Verrà accusato di oltraggio e resistenza a pubblico ufficiale. I militanti che possono, accorrono. E cantano alla polizia «dalla Toscana al Settentrione, un solo grido: "secessione!"», ed è in questo clima che 34 persone vengono indagate. Veleni. Proprio Flego accuserà l'allora leader della Liga Veneta, Fabrizio Comencini, di essere andato a deporre davanti a Papalia, facendo scattare il blitz in via Bellerio.

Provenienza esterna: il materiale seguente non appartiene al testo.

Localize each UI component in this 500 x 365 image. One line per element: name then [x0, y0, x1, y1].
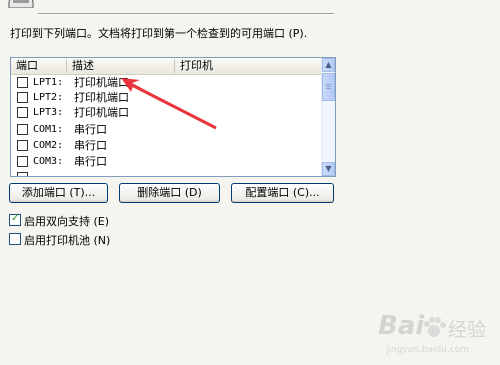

Bossi inizia ad aver paura di infiltrati e di servizi segreti, un timore che non l'ha mai abbandonato: ha visto la manina degli 007 anche nell'inchiesta sui rimborsi elettorali che ha squassato la Lega e che ha coinvolto pure la sua famiglia.
Fatto sta che il Senatur braccato da Papalia rafforza la propria scorta personale - quella organizzata dalla Lega - fa bonificare i suoi uffici di continuo, si sente come il Braveheart di Gemonio e prende spunto dal film di Mel Gibson sulla Scozia indipendente. In pubblico e in privato, però, esclude che la lotta armata sia un' opzione.

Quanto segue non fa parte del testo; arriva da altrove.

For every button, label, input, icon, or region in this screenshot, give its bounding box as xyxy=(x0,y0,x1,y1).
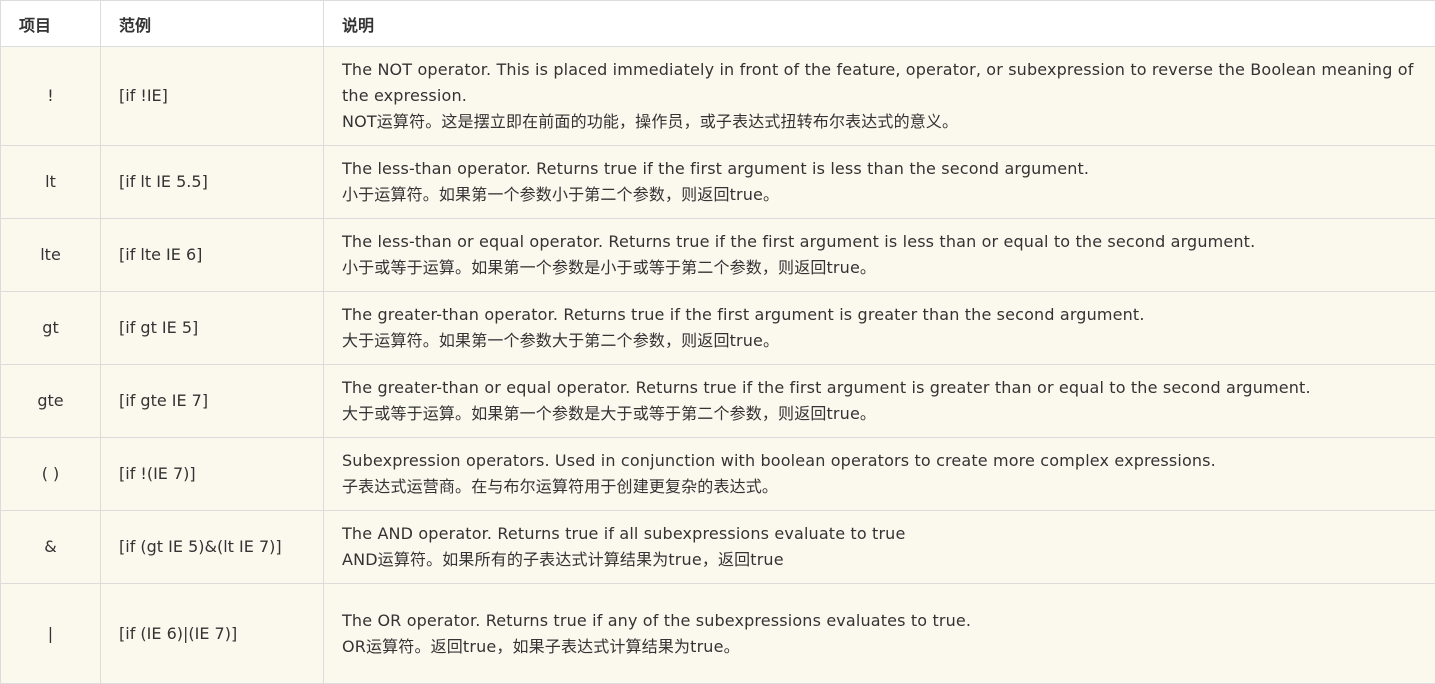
description-cell: Subexpression operators. Used in conjunc… xyxy=(324,438,1435,511)
table-row: lt [if lt IE 5.5] The less-than operator… xyxy=(1,146,1435,219)
description-cell: The AND operator. Returns true if all su… xyxy=(324,511,1435,584)
table-header: 项目 范例 说明 xyxy=(1,1,1435,47)
example-cell: [if gt IE 5] xyxy=(101,292,324,365)
table-row: ( ) [if !(IE 7)] Subexpression operators… xyxy=(1,438,1435,511)
description-chinese: OR运算符。返回true，如果子表达式计算结果为true。 xyxy=(342,634,1425,660)
conditional-comment-operators-table: 项目 范例 说明 ! [if !IE] The NOT operator. Th… xyxy=(0,0,1435,684)
description-english: The greater-than or equal operator. Retu… xyxy=(342,375,1425,401)
table-row: & [if (gt IE 5)&(lt IE 7)] The AND opera… xyxy=(1,511,1435,584)
description-english: The less-than operator. Returns true if … xyxy=(342,156,1425,182)
example-cell: [if gte IE 7] xyxy=(101,365,324,438)
table-row: gt [if gt IE 5] The greater-than operato… xyxy=(1,292,1435,365)
example-cell: [if !(IE 7)] xyxy=(101,438,324,511)
description-chinese: NOT运算符。这是摆立即在前面的功能，操作员，或子表达式扭转布尔表达式的意义。 xyxy=(342,109,1425,135)
description-english: The NOT operator. This is placed immedia… xyxy=(342,57,1425,109)
description-cell: The less-than or equal operator. Returns… xyxy=(324,219,1435,292)
description-cell: The greater-than or equal operator. Retu… xyxy=(324,365,1435,438)
example-cell: [if lte IE 6] xyxy=(101,219,324,292)
operator-cell: lte xyxy=(1,219,101,292)
description-english: Subexpression operators. Used in conjunc… xyxy=(342,448,1425,474)
example-cell: [if (IE 6)|(IE 7)] xyxy=(101,584,324,684)
operator-cell: | xyxy=(1,584,101,684)
description-cell: The greater-than operator. Returns true … xyxy=(324,292,1435,365)
description-cell: The NOT operator. This is placed immedia… xyxy=(324,47,1435,146)
description-chinese: AND运算符。如果所有的子表达式计算结果为true，返回true xyxy=(342,547,1425,573)
description-english: The less-than or equal operator. Returns… xyxy=(342,229,1425,255)
description-english: The greater-than operator. Returns true … xyxy=(342,302,1425,328)
operator-cell: gt xyxy=(1,292,101,365)
description-chinese: 小于或等于运算。如果第一个参数是小于或等于第二个参数，则返回true。 xyxy=(342,255,1425,281)
header-description: 说明 xyxy=(324,1,1435,47)
description-chinese: 大于运算符。如果第一个参数大于第二个参数，则返回true。 xyxy=(342,328,1425,354)
operator-cell: & xyxy=(1,511,101,584)
header-example: 范例 xyxy=(101,1,324,47)
header-item: 项目 xyxy=(1,1,101,47)
operator-cell: ( ) xyxy=(1,438,101,511)
table-row: lte [if lte IE 6] The less-than or equal… xyxy=(1,219,1435,292)
description-chinese: 小于运算符。如果第一个参数小于第二个参数，则返回true。 xyxy=(342,182,1425,208)
table-row: gte [if gte IE 7] The greater-than or eq… xyxy=(1,365,1435,438)
example-cell: [if lt IE 5.5] xyxy=(101,146,324,219)
operator-cell: gte xyxy=(1,365,101,438)
table-row: | [if (IE 6)|(IE 7)] The OR operator. Re… xyxy=(1,584,1435,684)
header-row: 项目 范例 说明 xyxy=(1,1,1435,47)
table-row: ! [if !IE] The NOT operator. This is pla… xyxy=(1,47,1435,146)
example-cell: [if (gt IE 5)&(lt IE 7)] xyxy=(101,511,324,584)
description-cell: The OR operator. Returns true if any of … xyxy=(324,584,1435,684)
table-body: ! [if !IE] The NOT operator. This is pla… xyxy=(1,47,1435,684)
example-cell: [if !IE] xyxy=(101,47,324,146)
description-english: The AND operator. Returns true if all su… xyxy=(342,521,1425,547)
description-cell: The less-than operator. Returns true if … xyxy=(324,146,1435,219)
description-chinese: 大于或等于运算。如果第一个参数是大于或等于第二个参数，则返回true。 xyxy=(342,401,1425,427)
description-english: The OR operator. Returns true if any of … xyxy=(342,608,1425,634)
description-chinese: 子表达式运营商。在与布尔运算符用于创建更复杂的表达式。 xyxy=(342,474,1425,500)
operator-cell: ! xyxy=(1,47,101,146)
operator-cell: lt xyxy=(1,146,101,219)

Le indagini partite da Verona coinvolgono un gruppo di cui fanno parte Bossi, Maroni, Roberto Calderoli, Francesco Speroni, Giancarlo Pagliarini e Mario Borghezio. Ma si salvano grazie all'immunità parlamentare. Agli altri va peggio: il processo si trascina per anni, con una girandola infinita di udienze, interrogatori, avvocati. Incredibili le perquisizioni, con poveri cristi che vengono svegliati prima dell'alba: «Polizia, aprite!». Eppure non spuntano né armi né droga ma al massimo dei fazzoletti verdi, mentre il Senatur attacca pubblicamente Papalia. A Verona, in piazza Bra, il Carroccio gli organizza un finto funerale. E piovono insulti e manifestazioni contro il magistrato. Anche in Parlamento. Papalia non querela, «lo farò se quelli parleranno bene di me» sbotta in un' intervista al Corriere del Veneto, quindi indaga Flavio Tosi per una raccolta di firme contro un campo rom.

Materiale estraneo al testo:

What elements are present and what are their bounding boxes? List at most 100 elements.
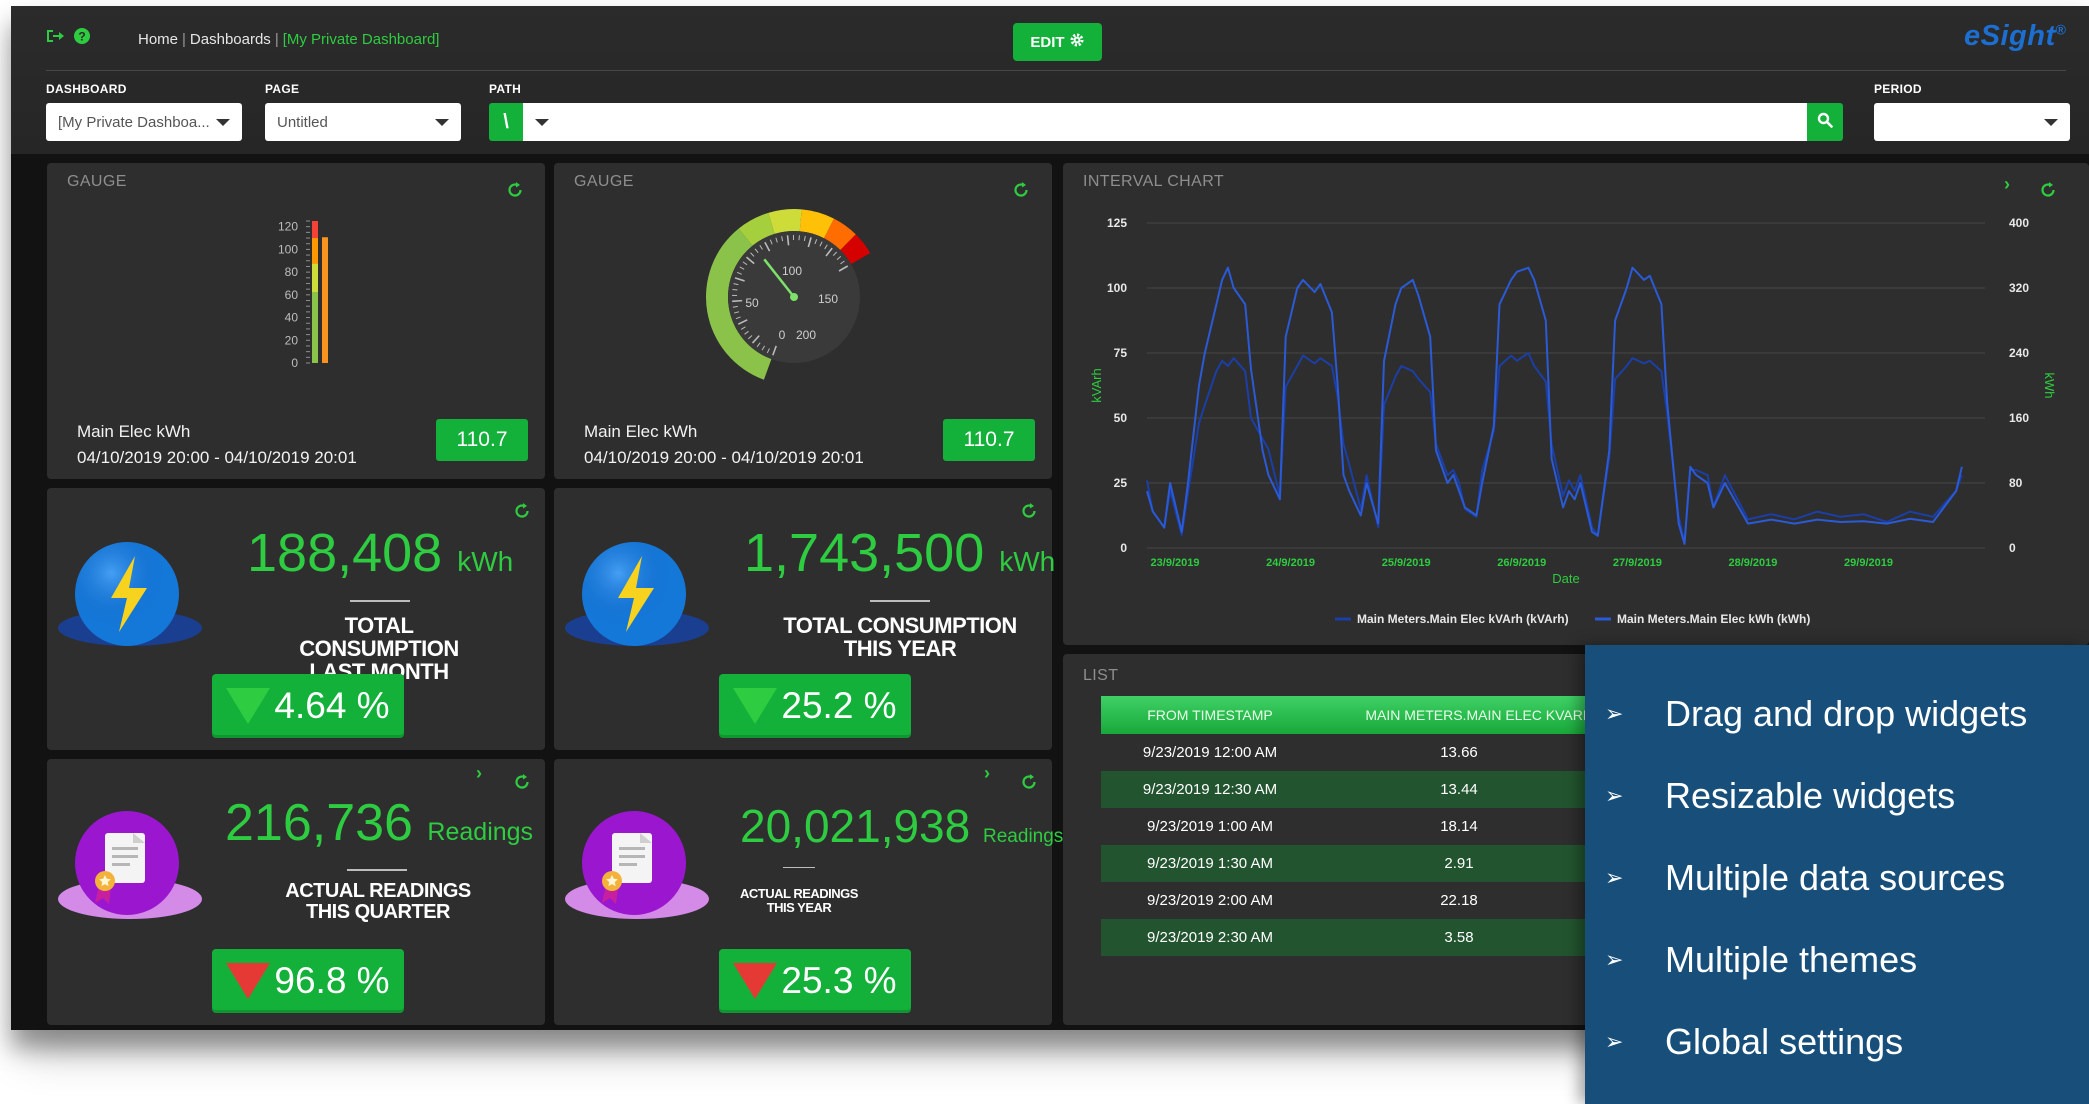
refresh-icon[interactable] — [513, 773, 531, 791]
dial-tick-label: 200 — [796, 328, 816, 342]
refresh-icon[interactable] — [506, 181, 524, 199]
refresh-icon[interactable] — [513, 502, 531, 520]
lightning-icon — [562, 536, 712, 657]
y-tick-right: 240 — [2009, 346, 2029, 360]
column-header-timestamp[interactable]: FROM TIMESTAMP — [1101, 696, 1319, 734]
search-icon — [1817, 112, 1833, 133]
cell-timestamp: 9/23/2019 2:30 AM — [1101, 919, 1319, 956]
series-line — [1146, 352, 1963, 544]
kpi-unit: kWh — [999, 546, 1056, 577]
kpi-widget-1[interactable]: 188,408 kWh TOTAL CONSUMPTION LAST MONTH … — [47, 488, 545, 750]
y-tick-left: 25 — [1114, 476, 1128, 490]
chevron-right-icon[interactable]: › — [984, 763, 990, 784]
kpi-change-badge: 96.8 % — [212, 949, 404, 1013]
table-row[interactable]: 9/23/2019 1:00 AM 18.14 — [1101, 808, 1599, 845]
gauge-level-bar — [322, 237, 328, 363]
svg-text:?: ? — [78, 30, 85, 44]
y-tick-left: 50 — [1114, 411, 1128, 425]
gauge-range: 04/10/2019 20:00 - 04/10/2019 20:01 — [584, 448, 864, 467]
feature-item: ➢ Multiple themes — [1605, 939, 1917, 981]
breadcrumb-home[interactable]: Home — [138, 31, 178, 48]
gauge-tick-label: 60 — [285, 288, 299, 302]
gauge-tick-label: 40 — [285, 311, 299, 325]
kpi-unit: kWh — [457, 546, 514, 577]
gauge-value: 110.7 — [436, 419, 528, 461]
table-row[interactable]: 9/23/2019 1:30 AM 2.91 — [1101, 845, 1599, 882]
kpi-widget-2[interactable]: 1,743,500 kWh TOTAL CONSUMPTION THIS YEAR… — [554, 488, 1056, 750]
gauge-scale-band — [312, 263, 318, 292]
widget-title: LIST — [1083, 667, 1119, 684]
help-icon[interactable]: ? — [73, 27, 91, 50]
logo-trademark: ® — [2055, 21, 2067, 38]
breadcrumb-dashboards[interactable]: Dashboards — [190, 31, 271, 48]
kpi-change-badge: 4.64 % — [212, 674, 404, 738]
feature-item: ➢ Multiple data sources — [1605, 857, 2005, 899]
path-search-button[interactable] — [1807, 103, 1843, 141]
feature-text: Multiple themes — [1665, 939, 1918, 980]
breadcrumb: Home | Dashboards | [My Private Dashboard] — [138, 31, 440, 48]
widget-title: GAUGE — [574, 173, 634, 190]
kpi-value: 20,021,938 Readings — [740, 799, 1063, 853]
kpi-value: 188,408 kWh — [247, 522, 513, 584]
gauge-range: 04/10/2019 20:00 - 04/10/2019 20:01 — [77, 448, 357, 467]
edit-label: EDIT — [1030, 33, 1065, 51]
path-label: PATH — [489, 82, 522, 96]
gear-icon — [1069, 32, 1085, 52]
chevron-right-icon[interactable]: › — [476, 763, 482, 784]
refresh-icon[interactable] — [1020, 502, 1038, 520]
table-row[interactable]: 9/23/2019 2:00 AM 22.18 — [1101, 882, 1599, 919]
gauge-scale-band — [312, 292, 318, 363]
x-tick: 23/9/2019 — [1151, 557, 1200, 569]
kpi-title-line2: THIS YEAR — [766, 899, 832, 915]
cell-value: 18.14 — [1440, 818, 1478, 835]
gauge-label: Main Elec kWh — [584, 422, 698, 441]
trend-down-icon — [733, 688, 778, 724]
table-row[interactable]: 9/23/2019 2:30 AM 3.58 — [1101, 919, 1599, 956]
y-tick-right: 320 — [2009, 281, 2029, 295]
cell-value: 13.44 — [1319, 771, 1599, 808]
page-label: PAGE — [265, 82, 300, 96]
chevron-down-icon[interactable] — [535, 118, 549, 126]
interval-chart-widget[interactable]: INTERVAL CHART › 125 100 75 50 25 0 400 320 240 1… — [1063, 163, 2089, 645]
column-header-kvarh[interactable]: MAIN METERS.MAIN ELEC KVARH — [1319, 696, 1599, 734]
arrow-bullet-icon: ➢ — [1605, 1029, 1624, 1054]
arrow-bullet-icon: ➢ — [1605, 783, 1624, 808]
period-select[interactable] — [1874, 103, 2070, 141]
cell-value: 13.66 — [1440, 744, 1478, 761]
y-tick-right: 80 — [2009, 476, 2023, 490]
dashboard-select[interactable]: [My Private Dashboa... — [46, 103, 242, 141]
feature-text: Resizable widgets — [1665, 775, 1956, 816]
x-tick: 24/9/2019 — [1266, 557, 1315, 569]
x-tick: 25/9/2019 — [1382, 557, 1431, 569]
gauge-dial-widget[interactable]: GAUGE 0 50 100 150 200 Main Elec kWh 04/10/2… — [554, 163, 1052, 479]
kpi-value: 216,736 Readings — [225, 793, 533, 853]
y-tick-right: 0 — [2009, 541, 2016, 555]
table-row[interactable]: 9/23/2019 12:30 AM 13.44 — [1101, 771, 1599, 808]
path-input[interactable] — [523, 103, 1807, 141]
page-select[interactable]: Untitled — [265, 103, 461, 141]
y-tick-left: 75 — [1114, 346, 1128, 360]
refresh-icon[interactable] — [1020, 773, 1038, 791]
table-row[interactable]: 9/23/2019 12:00 AM 13.66 — [1101, 734, 1599, 771]
gauge-tick-label: 0 — [291, 356, 298, 370]
kpi-change: 25.3 % — [781, 960, 897, 1001]
gauge-scale-band — [312, 221, 318, 239]
dashboard-label: DASHBOARD — [46, 82, 127, 96]
kpi-number: 188,408 — [247, 523, 443, 583]
kpi-widget-4[interactable]: › 20,021,938 Readings ACTUAL READINGS THI… — [554, 759, 1063, 1025]
feature-text: Multiple data sources — [1665, 857, 2006, 898]
kpi-number: 20,021,938 — [740, 800, 971, 852]
logout-icon[interactable] — [46, 28, 64, 49]
lightning-icon — [55, 536, 205, 657]
kpi-title: ACTUAL READINGS THIS YEAR — [728, 887, 870, 914]
gauge-scale-band — [312, 238, 318, 264]
kpi-widget-3[interactable]: › 216,736 Readings ACTUAL READINGS THIS Q… — [47, 759, 545, 1025]
edit-button[interactable]: EDIT — [1013, 23, 1102, 61]
arrow-bullet-icon: ➢ — [1605, 865, 1624, 890]
kpi-change: 25.2 % — [781, 685, 897, 726]
list-table: FROM TIMESTAMP MAIN METERS.MAIN ELEC KVA… — [1101, 696, 1599, 956]
dial-tick — [732, 299, 743, 303]
path-root-button[interactable]: \ — [489, 103, 523, 141]
gauge-bar-widget[interactable]: GAUGE 120 100 80 60 40 20 0 Main Elec kWh 04/1… — [47, 163, 545, 479]
cell-value: 2.91 — [1319, 845, 1599, 882]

Si pensa a una svolta quando, nell'abitazione di un imputato di Varese, spunta una lista di nomi. «Eccoli! Sono gli eversori!» esulta l'accusa, ma poi si scopriranno essere i bambini iscritti al corso di catechismo che la «camicia verde» organizza in oratorio. Anzi, non è nemmeno una camicia verde, perché il tizio in questione si era rifiutato di farne parte, ma il suo nome spunta lo stesso nelle intercettazioni. Nel dubbio, finisce nel tritacarne. Il lieto fine, per i padani, è maturato anche grazie a una leggina - approvata col governo di centrodestra, Guardasigilli Roberto Castelli - che disinnesca l' ipotesi di reato. A settembre, come detto, arriva l'assoluzione definitiva dopo che il processo s'era trasferito da Verona a Bergamo. Assolti perché il fatto non costituisce reato, anche se ancora nel 2014 Papalia si dice «sicuro» delle accuse, nonostante i tempi biblici che lui stesso censura. È di questi giorni l' ultimo successo per gli imputati, difesi tra gli altri dagli avvocati Attilio Fontana (già sindaco leghista di Varese) e Patrizia Esposito: a fronte di un ventennio di tribolazioni, il magistrato Ettore Di Fazio ha calcolato in otto anni la durata eccessiva della giustizia (e quindi meritevole di risarcimento), considerando le sospensioni e altri rompicapi. Esulta Calderoli: «Lo Stato riconosce di aver sbagliato». Papalia è andato in pensione nel 2013. A 75 anni. Dopo una carrierona.
Nel febbraio 1997, al congresso leghista di Milano, le camicie verdi cantavano a Bossi: «Umberto/noi siamo/l' esercito padano». Qualcuno le aveva prese alle lettera.